On 11/11/21 11:41, Michael Ellerman wrote:
Cédric Le Goater <[email protected]> writes:
On processors with a XIVE interrupt controller (POWER9 and above), the
kernel can use either doorbells or XIVE to generate CPU IPIs. Sending
doorbell is generally preferred to using the XIVE IC because it is
faster. There are cases where we want to avoid doorbells and use XIVE
only, for debug or performance. Only useful on POWER9 and above.
How much do we want this?
Yes. Thanks for asking. It is a recent need.
Here is some background I should have added in the first place. May be
for a v2.
We have different ways of doing IPIs on POWER9 and above processors,
depending on the platform and the underlying hypervisor.
- PowerNV uses global doorbells
- pSeries/KVM uses XIVE only because local doorbells are not
efficient, as there are emulated in the KVM hypervisor
- pSeries/PowerVM uses XIVE for remote cores and local doorbells for
threads on same core (SMT4 or 8)
This recent commit 5b06d1679f2f ("powerpc/pseries: Use doorbells even
if XIVE is available") introduced the optimization for PowerVM and
commit 107c55005fbd ("powerpc/pseries: Add KVM guest doorbell
restrictions") restricted the optimization.
We would like a way to turn off the optimization.
Kernel command line args are a bit of a pain, they tend to be poorly
tested, because someone has to explicitly enable them at boot time,
and then reboot to test the other case.
True. The "xive=off" parameter was poorly tested initially.
When would we want to enable this?
For bring-up, for debug, for tests. I have been using a similar switch
to compare the XIVE interrupt controller performance with doorbells on
POWER9 and P0WER10.
A new need arises with PowerVM, some configurations will behave as KVM
(local doorbell are unsupported) and the doorbell=off parameter is a
simple way to handle this case today.
Can we make the kernel smarter about when to use doorbells and make
it automated?
I don't think we want to probe all IPI methods to detect how well
local doorbells are supported on the platform. Do we ?

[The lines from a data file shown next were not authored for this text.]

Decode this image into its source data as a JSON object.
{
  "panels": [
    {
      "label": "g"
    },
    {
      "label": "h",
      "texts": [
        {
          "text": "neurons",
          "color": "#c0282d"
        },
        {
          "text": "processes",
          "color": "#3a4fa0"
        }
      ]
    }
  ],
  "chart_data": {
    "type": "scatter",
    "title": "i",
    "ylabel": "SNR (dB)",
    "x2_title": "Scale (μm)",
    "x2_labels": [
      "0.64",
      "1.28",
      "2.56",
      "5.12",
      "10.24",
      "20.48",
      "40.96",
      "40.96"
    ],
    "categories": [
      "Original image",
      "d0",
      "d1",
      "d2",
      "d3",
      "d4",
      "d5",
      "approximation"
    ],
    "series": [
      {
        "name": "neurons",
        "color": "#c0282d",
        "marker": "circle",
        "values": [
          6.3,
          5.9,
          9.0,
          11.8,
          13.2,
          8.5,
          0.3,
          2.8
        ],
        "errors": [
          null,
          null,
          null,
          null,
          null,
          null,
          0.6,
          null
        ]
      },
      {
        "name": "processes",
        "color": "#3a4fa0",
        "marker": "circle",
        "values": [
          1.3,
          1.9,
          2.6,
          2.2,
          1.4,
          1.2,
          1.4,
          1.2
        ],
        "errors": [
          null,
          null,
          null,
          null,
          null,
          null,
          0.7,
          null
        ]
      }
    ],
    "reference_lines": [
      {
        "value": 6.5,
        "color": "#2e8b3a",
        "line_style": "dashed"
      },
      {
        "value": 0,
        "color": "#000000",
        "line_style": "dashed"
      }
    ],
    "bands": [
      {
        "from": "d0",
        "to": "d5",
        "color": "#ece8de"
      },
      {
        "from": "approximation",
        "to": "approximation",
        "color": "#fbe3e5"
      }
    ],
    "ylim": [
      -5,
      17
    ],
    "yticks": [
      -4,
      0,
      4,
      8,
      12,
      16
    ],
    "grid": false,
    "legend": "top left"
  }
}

A machine property/feature would be cleaner. It is a global CPU
property but I don't know where to put it. Ideas ?
Could we make it a runtime switch?
We can. See the patch below. It covers the need for test/performance
but it won't work on a PowerVM system not supporting local doorbells
since boot will fail as soon as secondaries are started. We need a way
to take a decision early on which method to activate.
Thanks
C.
From dcac8528c89b689217515032f3329ba5ea10085d Mon Sep 17 00:00:00 2001
From: =?UTF-8?q?C=C3=A9dric=20Le=20Goater?= <[email protected]>
Date: Fri, 5 Nov 2021 12:23:48 +0100
Subject: [PATCH] powerpc/xive: Add a debugfs toggle to select xive for IPIs
MIME-Version: 1.0
Content-Type: text/plain; charset=UTF-8
Content-Transfer-Encoding: 8bit
For performance tests only.
Signed-off-by: Cédric Le Goater <[email protected]>
---
arch/powerpc/sysdev/xive/common.c | 26 ++++++++++++++++++++++++++
1 file changed, 26 insertions(+)
diff --git a/arch/powerpc/sysdev/xive/common.c
b/arch/powerpc/sysdev/xive/common.c
index 39142df828a018..9ee36b95f9c545 100644
--- a/arch/powerpc/sysdev/xive/common.c
+++ b/arch/powerpc/sysdev/xive/common.c
@@ -1826,6 +1826,30 @@ static int xive_eq_debug_show(struct seq_file *m, void
*private)
}
DEFINE_SHOW_ATTRIBUTE(xive_eq_debug);
+static int xive_ipi_cause_debug_set(void *data, u64 val)
+{
+ static void (*do_ipi)(int cpu);
+
+ if (val) {
+ do_ipi = smp_ops->cause_ipi;
+ smp_ops->cause_ipi = xive_cause_ipi;
+ } else {
+ if (do_ipi)
+ smp_ops->cause_ipi = do_ipi;
+ }
+
+ return 0;
+}
+
+static int xive_ipi_cause_debug_get(void *data, u64 *val)
+{
+ *val = xive_cause_ipi == smp_ops->cause_ipi;
+ return 0;
+}
+
+DEFINE_DEBUGFS_ATTRIBUTE(xive_ipi_cause_debug_fops, xive_ipi_cause_debug_get,
+ xive_ipi_cause_debug_set, "%llu\n");
+
static void xive_core_debugfs_create(void)
{
struct dentry *xive_dir;
@@ -1849,6 +1873,8 @@ static void xive_core_debugfs_create(void)
}
debugfs_create_bool("store-eoi", 0600, xive_dir, &xive_store_eoi);
debugfs_create_bool("save-restore", 0600, xive_dir,
&xive_has_save_restore);
+ debugfs_create_file("ipi-cause", 0600, xive_dir,
+ NULL, &xive_ipi_cause_debug_fops);
}
#endif /* CONFIG_DEBUG_FS */